Jefferson, who did go to Poplar Forest as planned, arrived back at Monticello on Saturday
18 July to find the buildings for the college coming on "with some spirit." He immediately
begin preparing for his journey the next week to Rockfish Gap in eastern Augusta County,
where the commissioners appointed to report to the legislature were to determine, in his
words, whether the Central College "ought not to be adopted for the University."[121]
Jefferson met from 1 to 4 August 1818 with nearly two dozen distinguished Virginians
(three commissioners failed to show) at the tavern at Rockfish Gap in the Blue Ridge
Mountains.[122] "It was convenient to me to send a mattrass & trussels for myself," he
informed a Mr.
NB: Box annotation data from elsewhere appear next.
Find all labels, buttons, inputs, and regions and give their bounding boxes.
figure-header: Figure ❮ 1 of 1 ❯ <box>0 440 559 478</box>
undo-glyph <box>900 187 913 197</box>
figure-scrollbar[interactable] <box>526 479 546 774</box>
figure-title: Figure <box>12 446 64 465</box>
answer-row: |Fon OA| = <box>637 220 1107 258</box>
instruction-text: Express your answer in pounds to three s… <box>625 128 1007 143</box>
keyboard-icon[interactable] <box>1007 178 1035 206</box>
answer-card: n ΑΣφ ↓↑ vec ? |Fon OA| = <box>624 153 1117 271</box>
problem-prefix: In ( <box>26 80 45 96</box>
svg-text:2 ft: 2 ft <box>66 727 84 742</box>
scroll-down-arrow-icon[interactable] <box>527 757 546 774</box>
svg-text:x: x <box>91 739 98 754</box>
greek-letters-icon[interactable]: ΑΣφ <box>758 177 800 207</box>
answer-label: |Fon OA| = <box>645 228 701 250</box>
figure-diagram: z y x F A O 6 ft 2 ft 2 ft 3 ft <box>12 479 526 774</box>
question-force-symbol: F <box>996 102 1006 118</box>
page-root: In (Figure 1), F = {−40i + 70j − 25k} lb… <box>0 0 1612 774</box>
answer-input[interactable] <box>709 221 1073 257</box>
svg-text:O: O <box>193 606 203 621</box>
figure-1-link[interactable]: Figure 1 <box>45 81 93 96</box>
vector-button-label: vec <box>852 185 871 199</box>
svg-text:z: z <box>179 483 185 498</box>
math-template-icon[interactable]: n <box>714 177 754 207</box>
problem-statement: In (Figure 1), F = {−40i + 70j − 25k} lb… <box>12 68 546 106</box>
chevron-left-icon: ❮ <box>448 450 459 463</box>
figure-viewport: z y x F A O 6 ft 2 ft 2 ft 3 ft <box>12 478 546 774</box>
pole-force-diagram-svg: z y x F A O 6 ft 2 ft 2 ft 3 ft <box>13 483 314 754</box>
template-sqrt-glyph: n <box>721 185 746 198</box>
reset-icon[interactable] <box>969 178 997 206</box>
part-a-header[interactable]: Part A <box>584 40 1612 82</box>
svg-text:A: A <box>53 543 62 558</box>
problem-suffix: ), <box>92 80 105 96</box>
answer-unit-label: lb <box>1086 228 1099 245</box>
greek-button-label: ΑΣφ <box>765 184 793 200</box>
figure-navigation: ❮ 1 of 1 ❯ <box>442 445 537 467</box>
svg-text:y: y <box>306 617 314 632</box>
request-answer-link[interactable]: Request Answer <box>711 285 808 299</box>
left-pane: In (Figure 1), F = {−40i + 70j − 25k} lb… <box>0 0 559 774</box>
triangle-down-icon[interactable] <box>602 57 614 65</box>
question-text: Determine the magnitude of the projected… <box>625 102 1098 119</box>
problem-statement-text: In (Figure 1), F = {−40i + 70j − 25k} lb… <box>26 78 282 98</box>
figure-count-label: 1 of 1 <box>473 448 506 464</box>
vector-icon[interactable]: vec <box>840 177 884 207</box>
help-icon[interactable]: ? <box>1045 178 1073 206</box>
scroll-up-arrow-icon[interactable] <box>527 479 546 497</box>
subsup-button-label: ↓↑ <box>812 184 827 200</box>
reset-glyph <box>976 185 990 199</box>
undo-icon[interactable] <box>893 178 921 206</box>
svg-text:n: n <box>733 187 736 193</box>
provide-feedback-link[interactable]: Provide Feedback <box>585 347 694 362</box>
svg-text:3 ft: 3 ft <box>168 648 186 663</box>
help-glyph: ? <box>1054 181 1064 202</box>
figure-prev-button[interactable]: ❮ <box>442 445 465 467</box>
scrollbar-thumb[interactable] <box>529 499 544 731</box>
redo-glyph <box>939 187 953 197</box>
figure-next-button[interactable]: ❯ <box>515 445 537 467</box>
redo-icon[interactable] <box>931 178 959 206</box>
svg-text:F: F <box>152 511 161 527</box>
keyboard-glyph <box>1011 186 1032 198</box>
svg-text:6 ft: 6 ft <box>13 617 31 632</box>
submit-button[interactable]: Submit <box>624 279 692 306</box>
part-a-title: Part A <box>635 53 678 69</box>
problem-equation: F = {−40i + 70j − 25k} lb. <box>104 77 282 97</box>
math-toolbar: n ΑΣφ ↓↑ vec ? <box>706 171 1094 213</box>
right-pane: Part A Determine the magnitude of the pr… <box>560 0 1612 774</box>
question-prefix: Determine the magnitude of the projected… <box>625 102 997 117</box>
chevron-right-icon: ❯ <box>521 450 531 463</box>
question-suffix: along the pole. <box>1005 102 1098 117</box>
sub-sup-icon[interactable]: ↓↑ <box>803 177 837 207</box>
Barnet, and he requested "ever so small a lodging room to myself."[123]
Thanks to Jefferson's "shrewd preparation" during the spring and summer, the meeting at
Rockfish Gap became a triumphal turning point;[124] the commissioners divided along
sectional lines, choosing for the university the eventual site of the Central College
in Charlottesville as a "convenient & proper" place to establish the University of Virginia over
either a Staunton or Lexington location.[125] Jefferson, jubilant that the vote was 16 to 5 in
favor of his college, wrote his daughter, Martha, on the last day of the meeting: "I have
never seen business done with so much order, harmony, nor in abler nor pleasanter society.
We have been well served too. Excellent rooms, every one his bed, a table altho' not elegant,
yet plentiful and satisfactory. I proceed today with Judge Stuart to Staunton."[126]

 
[121]

121. TJ to Robert Walsh, 20 July 1818, DLC:TJ.

[122]

122. For the Rockfish Gap Commission, see the Minutes of the Board of Commissioners for
the University of Virginia, 1-4 August 1818, in Vi., and the Report of the Commissioners for
the University of Virginia, 4 August 1818, in ViU:TJ; see also Cabell, Early History of the
University of Virginia
, (appendix I) 432-47; Honeywell, The Educational Work of Thomas
Jefferson
, (appendix J), 248-60; and Knight, A Documentary History of Education in the
South Before 1860
, 3:162-78. The attending members unanimously elected Jefferson to
preside over the commission.

[123]

123. TJ to Barnet, 30 July 1818, DLC:TJ.

[124]

124. Patton, Jefferson, Cabell and the University of Virginia, 43, 48-49.

[125]

125. Cunningham, In Pursuit of Reason, 339-41.

[126]

126. TJ to Martha Jefferson Randolph, 4 August 1818, in Betts and Bear, Family Letters of
Thomas Jefferson
, 423-24. Archibald Stuart (1757-1832), who was born in Waynesboro,
studied law under Jefferson following his Revolutionary War service as an aide-de-camp to
Major General Nathanael Greene. At this time Stuart was judge of the General Court of
Virginia for the Augusta district. He built a mansion on Church Street in Staunton that was
later occupied by his son, Judge Alexander Hugh Holmes Stuart, an early graduate in law
from the university and President Filmore's Secretary of the Interior in the early 1850s.